La visita del Papa dello scorso maggio ha lasciato degli echi positivi di dialogo?
Pizzaballa: La visita di Benedetto XVI è servita molto a chiarire le relazioni sia con la comunità ebraica che con quella islamica. Tuttavia l’impatto maggiore lo ha avuto sulla comunità cristiana che ne parla ancora oggi con accenti molto positivi, per i discorsi e i gesti che il Papa ha posto in essere e per le messe pubbliche celebrate con la partecipazione di migliaia di persone. E’ stato un momento forte che ha incoraggiato molto e ha unito la comunità cristiana, notoriamente divisa.
La Terra Santa è l’unico paese al mondo dove vivono insieme tutte le confessioni cristiane, dalle più grandi alle più piccole, e rimanere ben distinte fa un po’ parte del ruolo di custodi di luoghi e tradizioni, anche se c’è modo e modo di custodire. Tuttavia, nonostante parentesi incresciose che si sono viste anche in televisione, i rapporti sono abbastanza cordiali.
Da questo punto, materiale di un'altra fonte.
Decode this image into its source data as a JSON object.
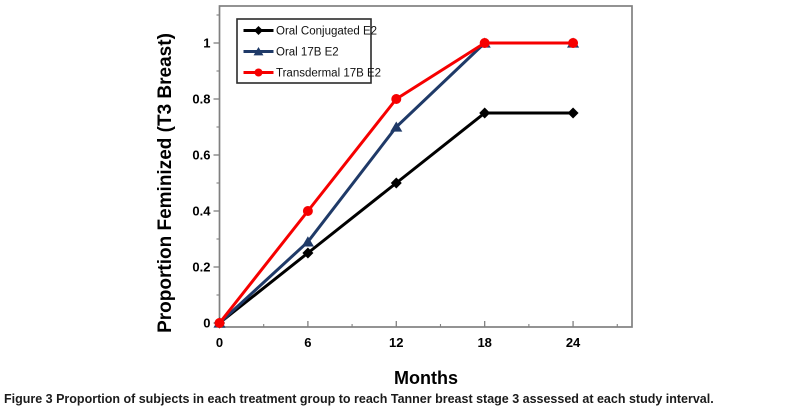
{
  "figure": {
    "caption_label": "Figure 3",
    "caption_text": " Proportion of subjects in each treatment group to reach Tanner breast stage 3 assessed at each study interval."
  },
  "chart_data": {
    "type": "line",
    "x": [
      0,
      6,
      12,
      18,
      24
    ],
    "x_tick_labels": [
      "0",
      "6",
      "12",
      "18",
      "24"
    ],
    "y_tick_values": [
      0,
      0.2,
      0.4,
      0.6,
      0.8,
      1
    ],
    "y_tick_labels": [
      "0",
      "0.2",
      "0.4",
      "0.6",
      "0.8",
      "1"
    ],
    "xlabel": "Months",
    "ylabel": "Proportion Feminized (T3 Breast)",
    "xlim": [
      0,
      28
    ],
    "ylim": [
      0,
      1.13
    ],
    "grid": false,
    "legend_position": "top-left-inside",
    "axis_color": "#808080",
    "legend_border_color": "#2b2b2b",
    "series": [
      {
        "name": "Oral Conjugated E2",
        "values": [
          0,
          0.25,
          0.5,
          0.75,
          0.75
        ],
        "color": "#000000",
        "marker": "diamond"
      },
      {
        "name": "Oral 17B E2",
        "values": [
          0,
          0.29,
          0.7,
          1.0,
          1.0
        ],
        "color": "#1f3a68",
        "marker": "triangle"
      },
      {
        "name": "Transdermal 17B E2",
        "values": [
          0,
          0.4,
          0.8,
          1.0,
          1.0
        ],
        "color": "#f60000",
        "marker": "circle"
      }
    ]
  }
}
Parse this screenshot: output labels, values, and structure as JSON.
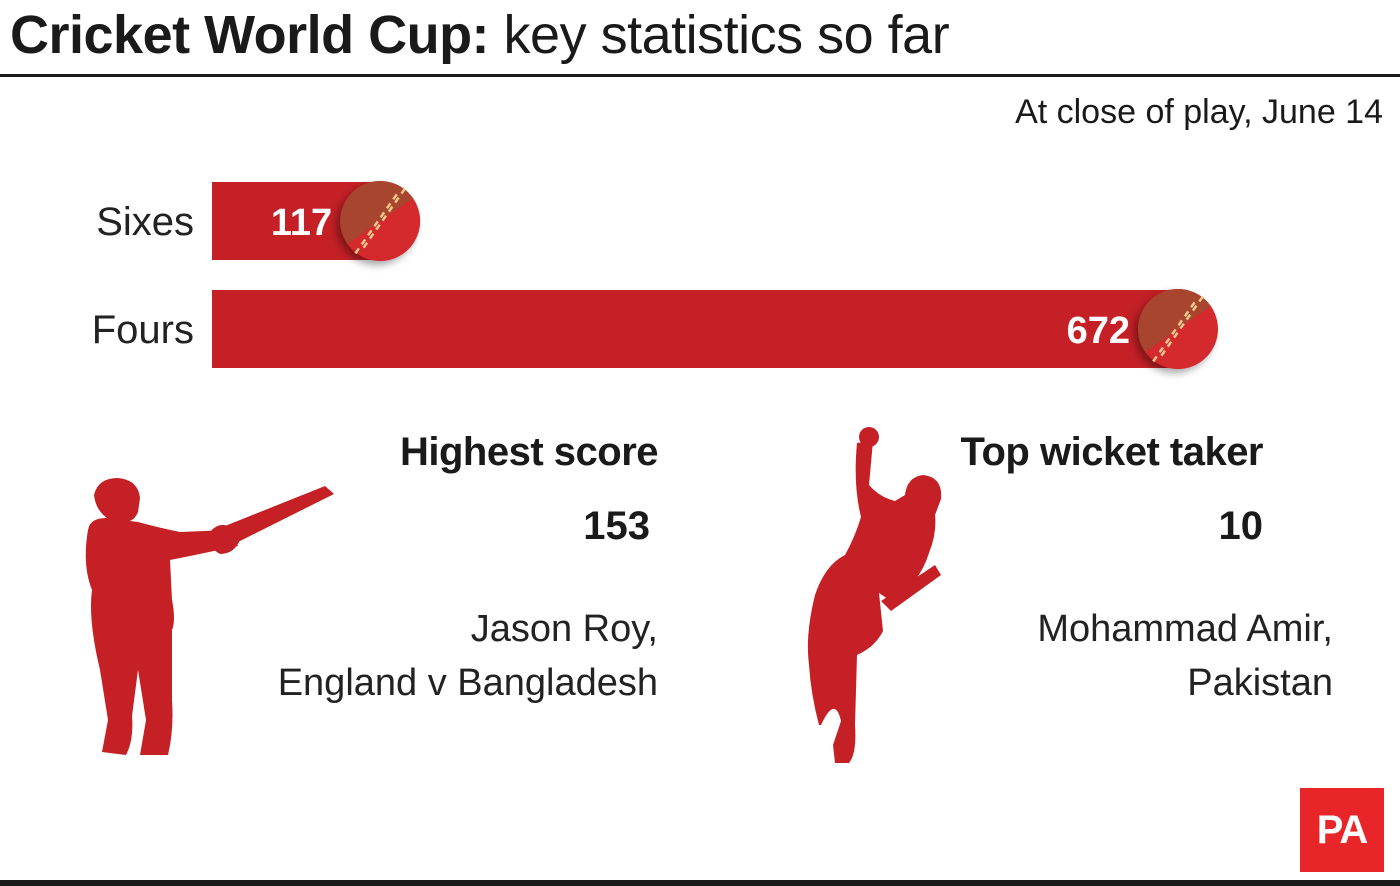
{
  "header": {
    "title_bold": "Cricket World Cup:",
    "title_light": "key statistics so far",
    "subtitle": "At close of play, June 14"
  },
  "colors": {
    "bar": "#c42026",
    "ball_light": "#d4292f",
    "ball_dark": "#a8452f",
    "seam": "#f1c78a",
    "silhouette": "#c42026",
    "logo": "#e8262a"
  },
  "chart_data": {
    "type": "bar",
    "orientation": "horizontal",
    "categories": [
      "Sixes",
      "Fours"
    ],
    "values": [
      117,
      672
    ],
    "value_labels": [
      "117",
      "672"
    ],
    "title": "",
    "xlabel": "",
    "ylabel": "",
    "grid": false,
    "legend": "none"
  },
  "stats": {
    "highest_score": {
      "heading": "Highest score",
      "value": "153",
      "player": "Jason Roy,",
      "match": "England v Bangladesh",
      "icon": "batsman-silhouette-icon"
    },
    "top_wicket_taker": {
      "heading": "Top wicket taker",
      "value": "10",
      "player": "Mohammad Amir,",
      "team": "Pakistan",
      "icon": "bowler-silhouette-icon"
    }
  },
  "logo": {
    "text": "PA"
  }
}
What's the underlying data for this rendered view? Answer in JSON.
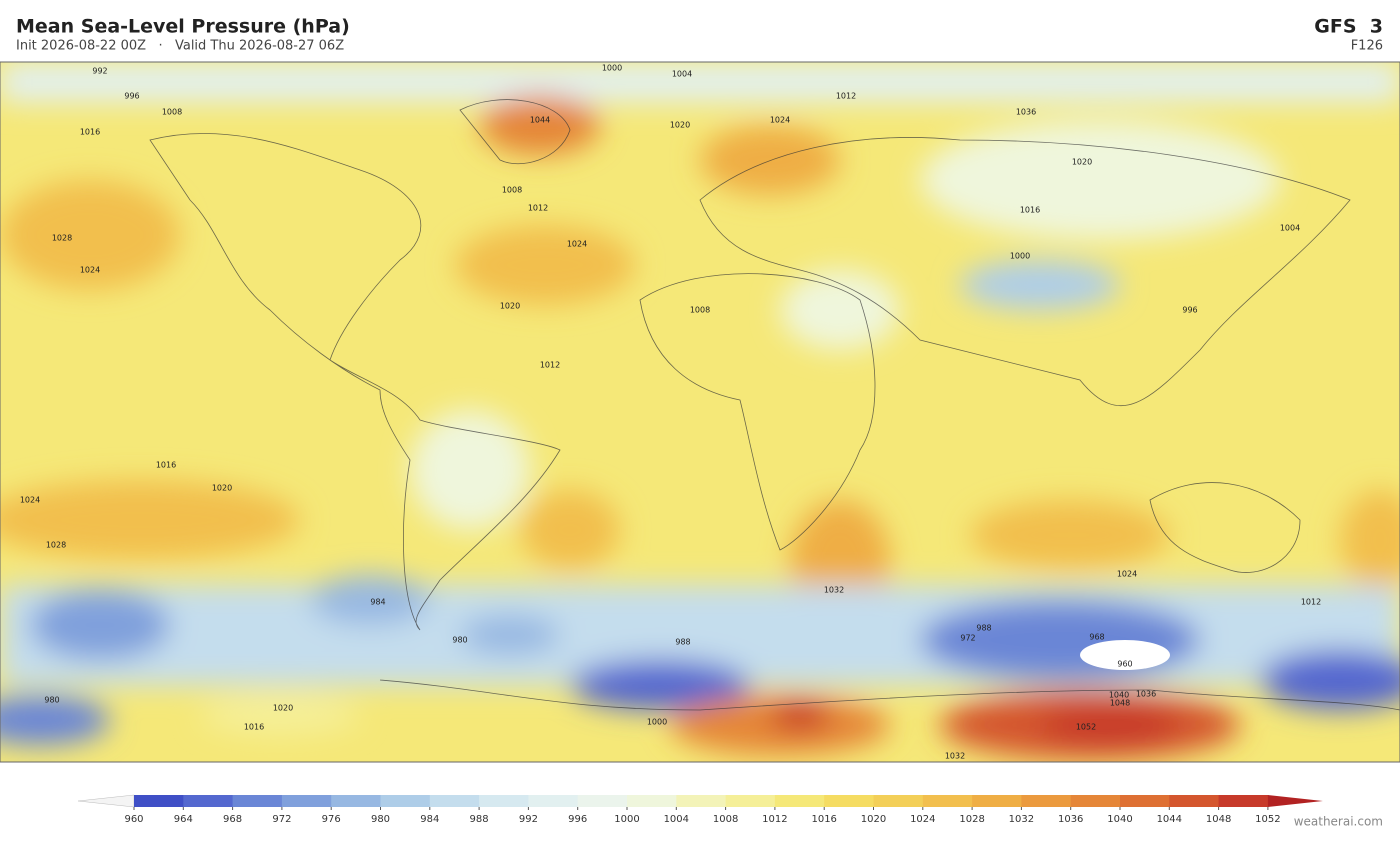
{
  "header": {
    "title": "Mean Sea-Level Pressure  (hPa)",
    "subtitle": "Init 2026-08-22 00Z   ·   Valid Thu 2026-08-27 06Z",
    "model": "GFS  3",
    "forecast": "F126"
  },
  "map": {
    "contour_labels": [
      "992",
      "1000",
      "1004",
      "996",
      "1008",
      "1012",
      "1016",
      "1020",
      "1024",
      "1028",
      "1036",
      "1044",
      "1024",
      "1020",
      "1008",
      "1012",
      "1024",
      "1020",
      "1016",
      "1000",
      "1004",
      "996",
      "1008",
      "1012",
      "1016",
      "1020",
      "1024",
      "1028",
      "1032",
      "1024",
      "988",
      "984",
      "980",
      "972",
      "968",
      "960",
      "1048",
      "1052",
      "1040",
      "1036",
      "1032",
      "1000",
      "988",
      "980",
      "1020",
      "1016",
      "1012"
    ]
  },
  "colorbar": {
    "ticks": [
      960,
      964,
      968,
      972,
      976,
      980,
      984,
      988,
      992,
      996,
      1000,
      1004,
      1008,
      1012,
      1016,
      1020,
      1024,
      1028,
      1032,
      1036,
      1040,
      1044,
      1048,
      1052
    ],
    "colors": [
      "#3f4fc6",
      "#5468cf",
      "#6a86d6",
      "#80a0dc",
      "#97b8e2",
      "#aecde8",
      "#c4dded",
      "#d6e9f0",
      "#e2f0f0",
      "#ebf4ec",
      "#eff6dc",
      "#f3f3b8",
      "#f5ef98",
      "#f5e878",
      "#f5dc62",
      "#f3cf58",
      "#f2bf4e",
      "#efae45",
      "#eb9a3e",
      "#e58638",
      "#de7033",
      "#d4562e",
      "#c73a2a"
    ],
    "under_color": "#f4f4f4",
    "over_color": "#b22222"
  },
  "footer": {
    "credit": "weatherai.com"
  }
}
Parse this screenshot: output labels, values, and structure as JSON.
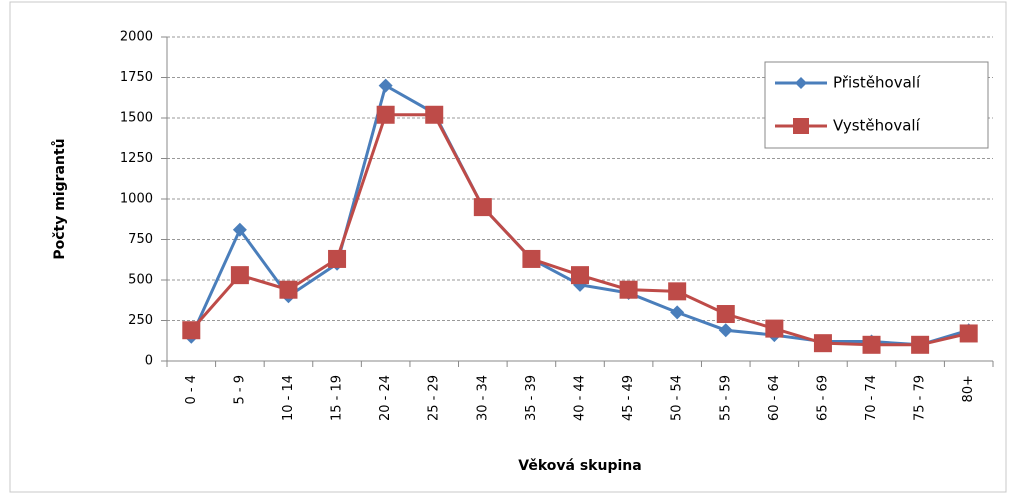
{
  "chart_data": {
    "type": "line",
    "x_label": "Věková skupina",
    "y_label": "Počty migrantů",
    "categories": [
      "0 - 4",
      "5 - 9",
      "10 - 14",
      "15 - 19",
      "20 - 24",
      "25 - 29",
      "30 - 34",
      "35 - 39",
      "40 - 44",
      "45 - 49",
      "50 - 54",
      "55 - 59",
      "60 - 64",
      "65 - 69",
      "70 - 74",
      "75 - 79",
      "80+"
    ],
    "series": [
      {
        "name": "Přistěhovalí",
        "color": "#4a7ebb",
        "marker": "diamond",
        "values": [
          150,
          810,
          400,
          600,
          1700,
          1530,
          950,
          630,
          470,
          420,
          300,
          190,
          160,
          120,
          120,
          100,
          190
        ]
      },
      {
        "name": "Vystěhovalí",
        "color": "#be4b48",
        "marker": "square",
        "values": [
          190,
          530,
          440,
          630,
          1520,
          1520,
          950,
          630,
          530,
          440,
          430,
          290,
          200,
          110,
          100,
          100,
          170
        ]
      }
    ],
    "ylim": [
      0,
      2000
    ],
    "yticks": [
      0,
      250,
      500,
      750,
      1000,
      1250,
      1500,
      1750,
      2000
    ],
    "grid": true,
    "legend": "upper right"
  }
}
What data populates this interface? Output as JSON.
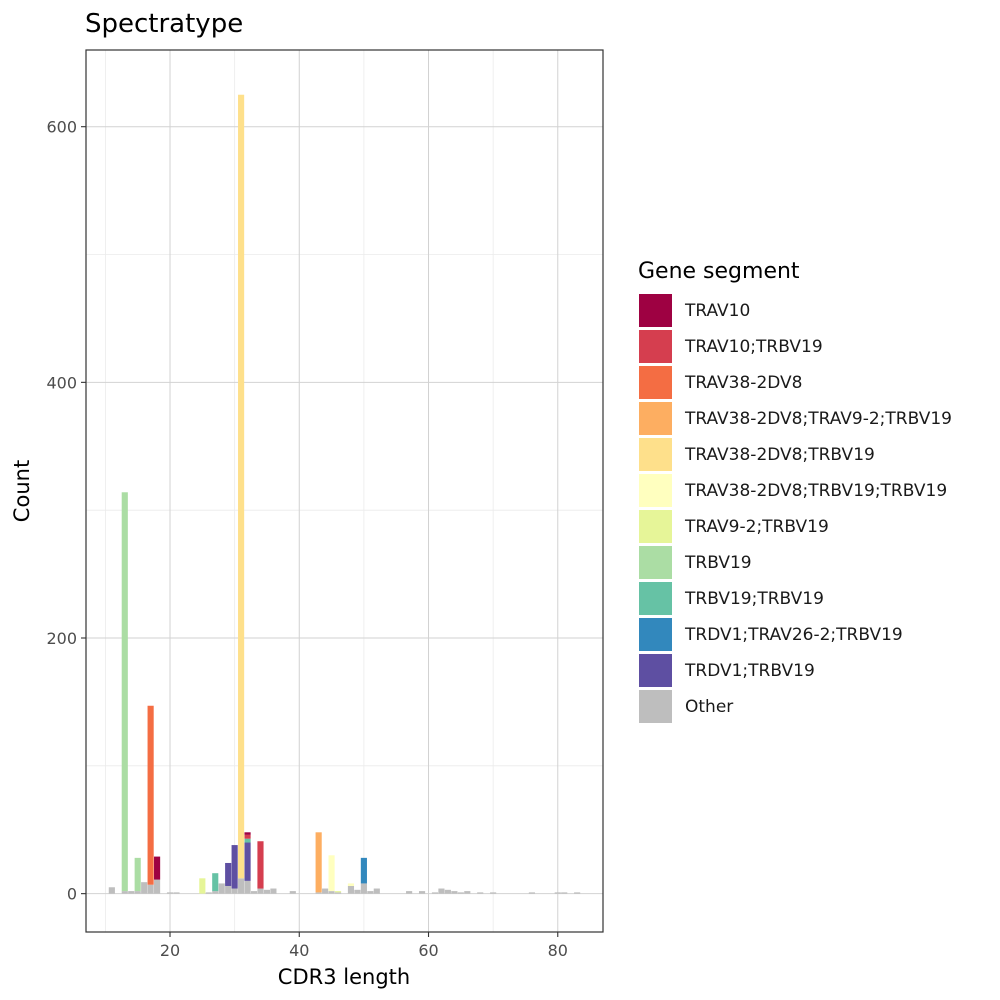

Anzi proprio dopo quegli episodi che hanno fatto il giro del mondo, forse un po’ per la vergogna che ha scosso la coscienza di molti, c’è stato un impulso maggiore a cambiare registro.
Lei era a Betlemme per l’inizio delle celebrazioni di Avvento: come viene vissuto questo tempo nella città stretta dal muro di separazione con Israele?
Pizzaballa: E’ toccante constatare ogni volta la fede della gente. In queste situazioni così difficili, ci si ritrova sempre nella preghiera. C’è molta partecipazione alle celebrazioni e ai riti tradizionali che preparano al Natale e così pure alle stazioni che si fanno in tutta la città per ricordare i diversi episodi evangelici. Pregare diventa un altro modo per stare insieme e ritrovarsi.
C’è un messaggio che ci viene da Betlemme, il luogo dell’Incarnazione, per Natale?
Pizzaballa: Il messaggio è ancora quello di sempre: Dio continua a visitarci attraverso Gesù che continua a nascere e a essere fonte di novità. Anche se le cose restano sempre le stesse, può cambiare il nostro modo di vederle. Nonostante tante violenze e segni di morte, ci sono ancora molte persone che hanno desiderio di mettersi in gioco e spendersi per la loro terra, per la loro gente, per la Chiesa. Esse sono segno di forza, di novità e di speranza per la Terra santa e spero anche per gli altri. La Terra Santa ci appartiene, noi apparteniamo alla Terra Santa, la nostra fede è nata lì e continua a nascervi. Per questo ciò che accade in Terra Santa ci riguarda tutti da vicino.